Communiquer sur la disparition d’un équipement informatique ne semble pas une priorité pour tous les employés européens

18 avr. 2013
Actualités Business

L’étude révèle que :

  • les employés belges (dont 19% attendent au moins trois ou quatre jours), néerlandais (17%) et allemands (16%) sont les plus lents à signaler la disparition d’un équipement.
  • leurs homologues portugais et danois sont les plus rapides (30% et 31% d’entre eux, respectivement, effectuent le signalement dans l’heure qui suit).

Rueil-Malmaison, le 18 avril 2013 – Seul un employé sur cinq, au sein des petites et moyennes entreprises, informe son service informatique dans l’heure qui suit la perte d’un équipement appartenant à la société, selon une enquête réalisée par TNS Infratest auprès d’un échantillon de PME européennes pour l’éditeur de logiciels de sécurité Kaspersky Lab*. Ce chiffre est encore plus alarmant sachant que la majorité des responsables informatiques sont convaincus qu’un mot de passe suffit à protéger les données sensibles stockées sur les terminaux mobiles.

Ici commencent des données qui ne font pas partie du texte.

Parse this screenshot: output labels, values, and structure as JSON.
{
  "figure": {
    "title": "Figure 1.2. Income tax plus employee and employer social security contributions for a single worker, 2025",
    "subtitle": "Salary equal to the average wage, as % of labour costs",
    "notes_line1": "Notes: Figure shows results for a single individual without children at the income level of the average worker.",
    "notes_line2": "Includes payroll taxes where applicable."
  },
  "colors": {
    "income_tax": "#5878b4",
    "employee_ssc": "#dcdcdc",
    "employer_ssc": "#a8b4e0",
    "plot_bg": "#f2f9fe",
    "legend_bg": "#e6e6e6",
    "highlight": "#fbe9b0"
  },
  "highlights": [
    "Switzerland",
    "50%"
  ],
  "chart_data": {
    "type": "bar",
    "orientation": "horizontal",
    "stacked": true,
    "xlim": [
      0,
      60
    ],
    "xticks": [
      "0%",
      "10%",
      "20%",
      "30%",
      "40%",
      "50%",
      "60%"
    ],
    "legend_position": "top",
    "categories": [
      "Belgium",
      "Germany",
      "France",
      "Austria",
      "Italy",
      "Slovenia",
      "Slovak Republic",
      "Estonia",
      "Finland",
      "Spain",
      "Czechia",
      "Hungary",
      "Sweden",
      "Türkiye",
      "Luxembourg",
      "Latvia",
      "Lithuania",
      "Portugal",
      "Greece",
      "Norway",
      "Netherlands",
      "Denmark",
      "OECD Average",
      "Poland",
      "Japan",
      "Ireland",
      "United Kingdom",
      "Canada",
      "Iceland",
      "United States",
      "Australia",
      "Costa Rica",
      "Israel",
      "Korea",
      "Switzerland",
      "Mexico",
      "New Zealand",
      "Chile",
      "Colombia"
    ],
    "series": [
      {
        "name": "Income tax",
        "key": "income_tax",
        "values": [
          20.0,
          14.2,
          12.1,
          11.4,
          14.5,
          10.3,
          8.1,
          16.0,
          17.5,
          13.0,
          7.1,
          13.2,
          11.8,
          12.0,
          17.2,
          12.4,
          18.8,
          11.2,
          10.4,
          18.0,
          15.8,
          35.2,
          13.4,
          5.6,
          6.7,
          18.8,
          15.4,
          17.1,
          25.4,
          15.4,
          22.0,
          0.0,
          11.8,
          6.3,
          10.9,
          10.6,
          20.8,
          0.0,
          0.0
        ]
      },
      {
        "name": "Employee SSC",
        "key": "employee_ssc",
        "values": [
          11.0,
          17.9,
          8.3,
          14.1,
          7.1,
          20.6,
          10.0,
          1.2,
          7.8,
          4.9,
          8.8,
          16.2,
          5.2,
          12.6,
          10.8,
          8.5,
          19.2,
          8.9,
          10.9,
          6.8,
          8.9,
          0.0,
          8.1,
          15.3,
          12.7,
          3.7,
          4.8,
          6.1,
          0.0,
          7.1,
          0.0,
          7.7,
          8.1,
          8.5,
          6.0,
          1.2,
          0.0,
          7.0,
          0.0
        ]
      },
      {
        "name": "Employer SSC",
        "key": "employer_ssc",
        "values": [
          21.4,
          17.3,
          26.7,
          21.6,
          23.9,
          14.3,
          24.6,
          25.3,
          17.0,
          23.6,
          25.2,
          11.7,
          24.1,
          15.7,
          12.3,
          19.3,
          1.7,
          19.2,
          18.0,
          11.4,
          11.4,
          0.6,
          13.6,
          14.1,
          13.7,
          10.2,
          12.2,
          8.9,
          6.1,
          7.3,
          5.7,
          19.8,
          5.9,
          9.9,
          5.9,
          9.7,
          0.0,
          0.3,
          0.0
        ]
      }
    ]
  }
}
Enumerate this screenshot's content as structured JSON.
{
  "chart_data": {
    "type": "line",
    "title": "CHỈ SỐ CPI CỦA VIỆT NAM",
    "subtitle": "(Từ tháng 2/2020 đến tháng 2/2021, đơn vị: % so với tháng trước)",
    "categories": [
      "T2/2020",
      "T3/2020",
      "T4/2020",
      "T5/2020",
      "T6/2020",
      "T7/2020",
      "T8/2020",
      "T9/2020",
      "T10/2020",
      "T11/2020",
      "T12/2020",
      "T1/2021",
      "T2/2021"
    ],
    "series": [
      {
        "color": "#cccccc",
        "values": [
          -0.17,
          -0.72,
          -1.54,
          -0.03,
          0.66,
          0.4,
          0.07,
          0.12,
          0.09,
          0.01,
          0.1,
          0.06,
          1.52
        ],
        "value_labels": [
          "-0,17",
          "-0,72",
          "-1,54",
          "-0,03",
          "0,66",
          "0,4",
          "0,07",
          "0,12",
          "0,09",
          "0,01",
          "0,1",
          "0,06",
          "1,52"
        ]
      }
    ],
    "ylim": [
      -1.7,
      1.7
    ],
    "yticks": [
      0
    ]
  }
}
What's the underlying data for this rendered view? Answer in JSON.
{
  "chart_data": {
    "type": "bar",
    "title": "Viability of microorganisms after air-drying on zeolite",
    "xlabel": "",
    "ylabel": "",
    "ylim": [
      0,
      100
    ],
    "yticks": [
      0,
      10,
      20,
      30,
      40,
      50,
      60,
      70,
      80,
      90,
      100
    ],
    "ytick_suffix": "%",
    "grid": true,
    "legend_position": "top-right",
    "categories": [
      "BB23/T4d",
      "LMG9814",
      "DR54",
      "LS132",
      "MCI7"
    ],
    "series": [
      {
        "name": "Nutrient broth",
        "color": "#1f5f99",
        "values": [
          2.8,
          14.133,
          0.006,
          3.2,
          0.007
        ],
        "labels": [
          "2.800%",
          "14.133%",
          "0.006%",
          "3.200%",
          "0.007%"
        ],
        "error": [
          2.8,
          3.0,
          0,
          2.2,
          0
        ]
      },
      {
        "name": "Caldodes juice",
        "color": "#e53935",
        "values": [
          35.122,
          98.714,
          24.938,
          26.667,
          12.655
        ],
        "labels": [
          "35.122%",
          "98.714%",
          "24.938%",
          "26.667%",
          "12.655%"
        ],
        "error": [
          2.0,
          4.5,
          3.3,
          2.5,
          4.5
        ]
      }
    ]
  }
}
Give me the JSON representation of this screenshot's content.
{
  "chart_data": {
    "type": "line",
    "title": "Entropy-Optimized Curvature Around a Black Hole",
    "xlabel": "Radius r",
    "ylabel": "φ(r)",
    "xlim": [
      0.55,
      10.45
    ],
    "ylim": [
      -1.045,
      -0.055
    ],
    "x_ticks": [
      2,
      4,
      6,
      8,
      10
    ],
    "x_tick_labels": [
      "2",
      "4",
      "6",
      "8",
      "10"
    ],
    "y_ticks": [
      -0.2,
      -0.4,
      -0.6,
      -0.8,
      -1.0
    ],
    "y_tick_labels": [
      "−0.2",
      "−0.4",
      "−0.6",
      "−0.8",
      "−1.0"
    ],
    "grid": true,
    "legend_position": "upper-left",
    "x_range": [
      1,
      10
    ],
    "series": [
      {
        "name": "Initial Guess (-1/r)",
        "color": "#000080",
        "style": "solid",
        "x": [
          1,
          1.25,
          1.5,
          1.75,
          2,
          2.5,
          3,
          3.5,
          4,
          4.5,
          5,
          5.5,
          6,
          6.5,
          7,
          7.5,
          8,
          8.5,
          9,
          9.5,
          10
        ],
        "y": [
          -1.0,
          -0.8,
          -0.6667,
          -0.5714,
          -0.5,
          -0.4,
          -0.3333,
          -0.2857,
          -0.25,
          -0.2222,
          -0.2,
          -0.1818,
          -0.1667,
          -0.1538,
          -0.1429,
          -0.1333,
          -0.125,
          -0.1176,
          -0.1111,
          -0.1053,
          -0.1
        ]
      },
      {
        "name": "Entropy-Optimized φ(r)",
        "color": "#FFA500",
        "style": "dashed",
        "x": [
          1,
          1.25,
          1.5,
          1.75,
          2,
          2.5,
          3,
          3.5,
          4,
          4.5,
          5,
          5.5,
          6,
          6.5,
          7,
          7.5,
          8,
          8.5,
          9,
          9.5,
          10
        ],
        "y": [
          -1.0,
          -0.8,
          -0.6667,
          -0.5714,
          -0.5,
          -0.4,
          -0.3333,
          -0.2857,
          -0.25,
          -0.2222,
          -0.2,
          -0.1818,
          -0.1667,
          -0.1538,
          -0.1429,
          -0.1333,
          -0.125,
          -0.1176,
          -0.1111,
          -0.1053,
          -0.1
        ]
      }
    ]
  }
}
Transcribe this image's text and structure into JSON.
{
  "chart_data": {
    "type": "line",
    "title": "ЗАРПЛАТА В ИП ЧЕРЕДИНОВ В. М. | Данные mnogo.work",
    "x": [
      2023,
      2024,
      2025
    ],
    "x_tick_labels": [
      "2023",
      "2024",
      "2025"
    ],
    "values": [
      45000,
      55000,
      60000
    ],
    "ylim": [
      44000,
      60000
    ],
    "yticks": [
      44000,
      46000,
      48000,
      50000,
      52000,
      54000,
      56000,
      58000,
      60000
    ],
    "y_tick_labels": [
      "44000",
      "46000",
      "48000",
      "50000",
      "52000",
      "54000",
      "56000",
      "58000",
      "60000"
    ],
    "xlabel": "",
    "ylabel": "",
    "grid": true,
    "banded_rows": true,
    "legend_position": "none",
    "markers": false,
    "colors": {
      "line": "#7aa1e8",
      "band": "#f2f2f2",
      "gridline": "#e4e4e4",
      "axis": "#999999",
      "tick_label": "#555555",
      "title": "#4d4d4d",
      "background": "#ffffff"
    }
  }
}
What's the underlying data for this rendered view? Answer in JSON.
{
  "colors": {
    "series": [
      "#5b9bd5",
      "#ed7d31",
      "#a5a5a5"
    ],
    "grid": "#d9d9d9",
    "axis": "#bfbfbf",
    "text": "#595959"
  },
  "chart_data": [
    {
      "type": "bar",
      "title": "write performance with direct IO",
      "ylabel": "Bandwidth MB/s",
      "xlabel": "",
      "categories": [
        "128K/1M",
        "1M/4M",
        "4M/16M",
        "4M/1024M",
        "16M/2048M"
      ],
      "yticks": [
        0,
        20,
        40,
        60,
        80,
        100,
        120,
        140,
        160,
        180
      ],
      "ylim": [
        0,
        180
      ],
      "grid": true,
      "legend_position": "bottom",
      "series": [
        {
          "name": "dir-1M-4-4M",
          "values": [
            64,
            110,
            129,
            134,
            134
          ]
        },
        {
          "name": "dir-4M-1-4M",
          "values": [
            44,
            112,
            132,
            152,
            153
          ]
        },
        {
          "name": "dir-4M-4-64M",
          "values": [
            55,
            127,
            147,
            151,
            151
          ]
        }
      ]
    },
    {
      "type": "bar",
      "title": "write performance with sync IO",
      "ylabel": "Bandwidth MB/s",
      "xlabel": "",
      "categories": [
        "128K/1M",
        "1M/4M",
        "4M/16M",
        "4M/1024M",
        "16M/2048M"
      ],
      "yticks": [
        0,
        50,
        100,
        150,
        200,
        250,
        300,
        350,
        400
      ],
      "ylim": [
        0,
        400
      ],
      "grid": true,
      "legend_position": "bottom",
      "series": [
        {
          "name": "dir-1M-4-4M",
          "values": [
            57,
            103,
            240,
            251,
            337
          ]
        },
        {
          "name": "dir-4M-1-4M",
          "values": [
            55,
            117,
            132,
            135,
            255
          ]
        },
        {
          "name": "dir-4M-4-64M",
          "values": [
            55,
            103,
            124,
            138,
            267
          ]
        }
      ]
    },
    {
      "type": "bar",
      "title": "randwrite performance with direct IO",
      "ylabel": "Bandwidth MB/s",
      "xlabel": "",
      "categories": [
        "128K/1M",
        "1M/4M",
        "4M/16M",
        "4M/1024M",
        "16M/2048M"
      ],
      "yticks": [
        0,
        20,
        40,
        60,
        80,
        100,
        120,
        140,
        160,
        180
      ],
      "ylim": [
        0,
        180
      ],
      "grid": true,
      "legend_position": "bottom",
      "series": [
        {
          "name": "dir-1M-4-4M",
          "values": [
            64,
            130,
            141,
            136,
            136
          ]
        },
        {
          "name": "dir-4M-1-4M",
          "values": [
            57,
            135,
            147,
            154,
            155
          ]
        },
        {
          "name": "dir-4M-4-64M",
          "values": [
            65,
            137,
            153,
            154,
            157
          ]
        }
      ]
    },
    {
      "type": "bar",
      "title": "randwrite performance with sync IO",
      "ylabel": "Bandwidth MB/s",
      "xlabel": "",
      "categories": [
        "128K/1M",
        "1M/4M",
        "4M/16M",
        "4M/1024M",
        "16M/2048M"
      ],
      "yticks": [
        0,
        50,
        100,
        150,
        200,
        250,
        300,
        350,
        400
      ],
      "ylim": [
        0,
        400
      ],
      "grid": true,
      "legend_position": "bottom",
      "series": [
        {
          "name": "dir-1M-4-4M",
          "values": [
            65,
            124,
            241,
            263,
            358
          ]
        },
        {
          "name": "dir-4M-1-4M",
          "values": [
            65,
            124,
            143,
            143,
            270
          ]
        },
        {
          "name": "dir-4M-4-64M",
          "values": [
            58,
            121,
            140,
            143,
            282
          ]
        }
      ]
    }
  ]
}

En cas de vol d’un ordinateur portable, d’une tablette ou d’un smartphone d’entreprise, les malfaiteurs disposent d’au moins plusieurs heures devant eux pour tenter d’accéder à son contenu avant que le service informatique ne puisse prendre des mesures préventives ou réactives. Seuls 21% des responsables informatiques, interrogés sur le laps de temps qui s’écoule avant que leurs employés signalent la perte d’un tel équipement, pensent être informés dans l’heure qui suit. 12% estiment ce délai supérieur à une journée, ce qui laisse le temps à un cybercriminel d’extraire des données sensibles de l’entreprise stockées sur l’appareil (contacts, e‑mails professionnels…), voire d’accéder à des comptes personnels en ligne (sur Twitter ou Facebook, par exemple) et de modifier les mots de passe de l’utilisateur.

Fait préoccupant, l’étude révèle que les employés belges (dont 19% attendent au moins trois ou quatre jours), néerlandais (17%) et allemands (16%) sont les plus lents à signaler la disparition d’un équipement. Leurs homologues portugais et danois sont les plus rapides (30% et 31% d’entre eux, respectivement, effectuent le signalement dans l’heure qui suit).

« Un cybercriminel chevronné n’a besoin que de quelques minutes pour contourner une protection par mot de passe à 4 chiffres telle que celle utilisée sur la plupart des appareils, notamment les smartphones », souligne David Emm, chercheur senior en sécurité chez Kaspersky Lab. « C’est pourquoi, en cas de perte ou de vol de votre mobile, il est essentiel d’en informer votre service informatique le plus vite possible. Celui-ci pourra alors bloquer l’accès de l'appareil au réseau de l’entreprise et, dans le meilleur des cas, en effacer toutes les données. »

A cet égard, il est plutôt alarmant de constater que seulement 39% des responsables informatiques interrogés admettent que, pour la protection des terminaux mobiles, le chiffrement des données constitue une méthode bien plus efficace qu'un simple mot de passe.

« Malheureusement, trop souvent, les utilisateurs n’emploient même pas de mot de passe du tout. Ou, dans le cas contraire, ils ont tendance à se servir d’un simple code PIN de quatre chiffres au lieu d'un mot de passe complexe, c'est-à-dire composé d’au moins douze signes combinant des lettres, des chiffres et des caractères spéciaux », ajoute David Emm. « L'utilisation d'un tel mot de passe fait gagner un temps précieux à l'entreprise après la perte ou le vol d'un appareil : les données professionnelles demeurent en effet protégées jusqu'à ce que l'employé signale la disparition de l'équipement et que le service informatique efface son contenu. »

Des solutions de sécurité de pointe, telles que la nouvelle version de Kaspersky Endpoint Security for Business, permettent aux entreprises de crypter et de gérer les données présentes sur leurs terminaux mobiles. En cas de perte ou de vol d’un smartphone, l’administrateur peut effacer d’un simple clic toutes les données sensibles qu’il renferme mais aussi géolocaliser l’appareil.

*  Enquête réalisée par TNS Infratest pour Kaspersky Lab en janvier 2013 auprès de 1762 décideurs informatiques dans des entreprises de 10 à 500 salariés.